Limburg: Moritz Müller, Jonas, Böckling, Faustmann, Julien Collée, Schneider, Polk, Max Müller, Meurer, Lukas Schmitt, Bäder, Kafke, Lars Schmitt, Lennard Schmitt, Janis Collée, Peters – SR: Weber (Feudenheim), Schultz (SaFo Frankfurt) – Tore: 0:1 Max Groth (17.), 0:2 Moritz Schmidt-Opper (29.), 1:2 Laurens Meurer (37.), 1:3 Geoffrey Cosyns (38.), 2:3 Böckling (42.), 2:4 Anton Schmidt-Opper (44., Siebenmeter), 2:5 Geoffrey Cosyns (49.), 3:5 Max Polk (59.) – Zuschauer: 250.

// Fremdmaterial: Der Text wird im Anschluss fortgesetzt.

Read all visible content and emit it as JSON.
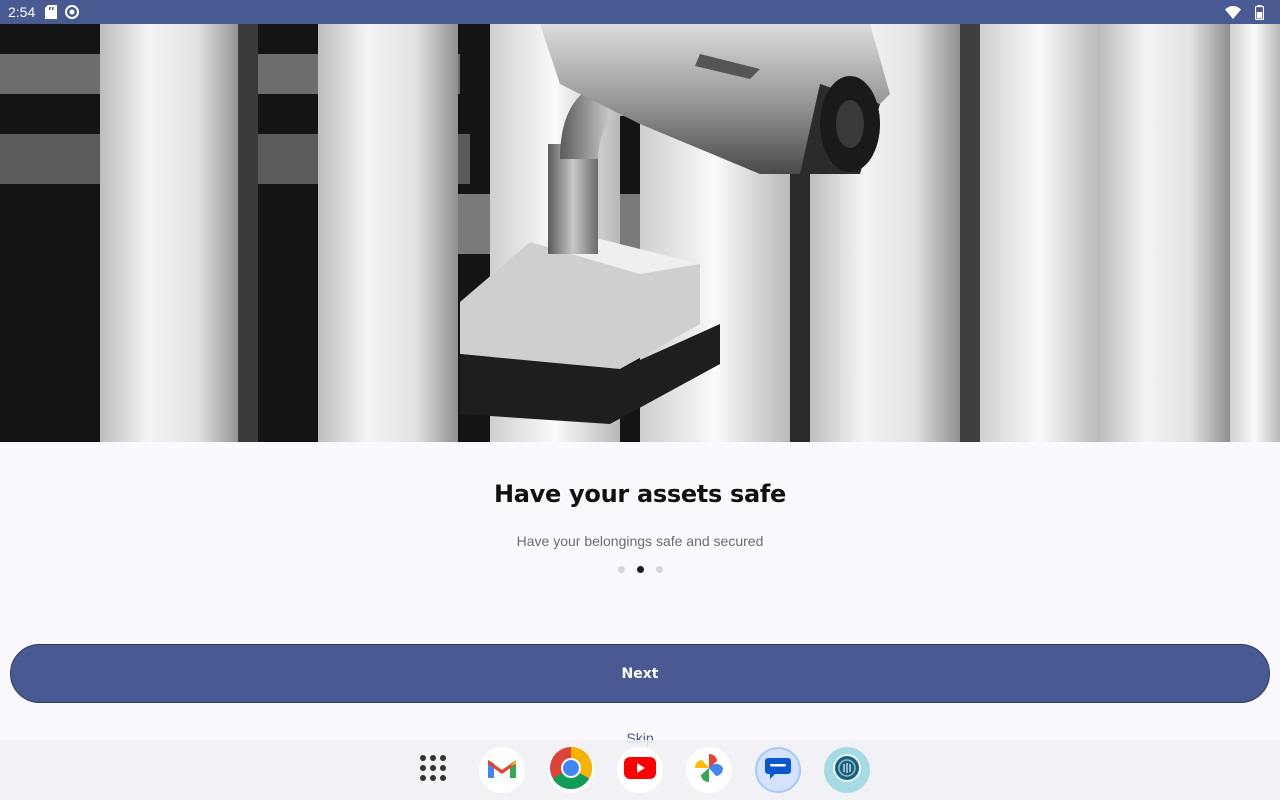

Limburger HC – TSV Mannheim 4:5 (2:4). Als Mannheim nach 18 Minuten 4:0 vorne lag, gab keiner mehr einen Pfifferling auf den LHC. Hoffnung schöpften die Hausherren lediglich aufgrund der Großwetterlage, denn wegen Gewitters und Starkregens wurde die Partie 45 Minuten unterbrochen. Das Spiel wurde jedoch fortgesetzt, und während der Himmel durch Regenwolken verdunkelt wurde, erhellten sich die Mienen beim Tabellenletzten. Das Spiel kippte zu Gunsten des LHC, Limburg holte Tor um Tor auf. Marcus Gutz hatte sich die Spieler zur Brust genommen und aufgefordert, endlich dagegenzuhalten. Das Wunder vom Eduard-Horn-Park schien greifbar nahe, denn Julian Collée, Laurens Meurer (2) und Benedikt Faustmann hatten das Ergebnis bis zur 55. Minute egalisiert. Kurz vor Ende lag der Ball sogar noch einmal im Mannheimer Kasten. Limburg bejubelte bereits das 5:4, als die Unparteiischen den Treffer, offenbar wegen eines Regelverstoßes des Angreifers, wieder zurücknahmen. „Und wir können, wieder einmal nicht die Klappe halten“, ärgerte sich Marcus Gutz nicht nur über den verweigerten Treffer, sondern über eine Zeitstrafe wegen Meckerns. In Unterzahl kassierte der LHC dann noch den Nackenschlag in Form des 4:5 durch TSV-Torjäger Philip Schlageter.    bb

Limburg: Moritz Müller, Jonas, Böckling, Faustmann, Julien Collée, Schneider, Polk, Max Müller, Meurer, Lukas Schmitt, Bäder, Kafke, Lars Schmitt, Lennard Schmitt, Janis Collée, Peters – SR: Weber (Feudenheim), Schultz (SaFo Frankfurt) – Tore: 0:1 P. Schlageter (2.), 0:2 Lukas Pfaff (10.), 0:3 Lukas Podobiske (16.), 0:4 Felix Bernhardt (18.), 1:4 Julien Collée (26.), 2:4 Laurens Meurer (28.), 3:4 Benedikt Faustmann (43.), 4:4 Laurens Meurer (55.), 4:5 Philip Schlageter (59.) – Zuschauer: 100.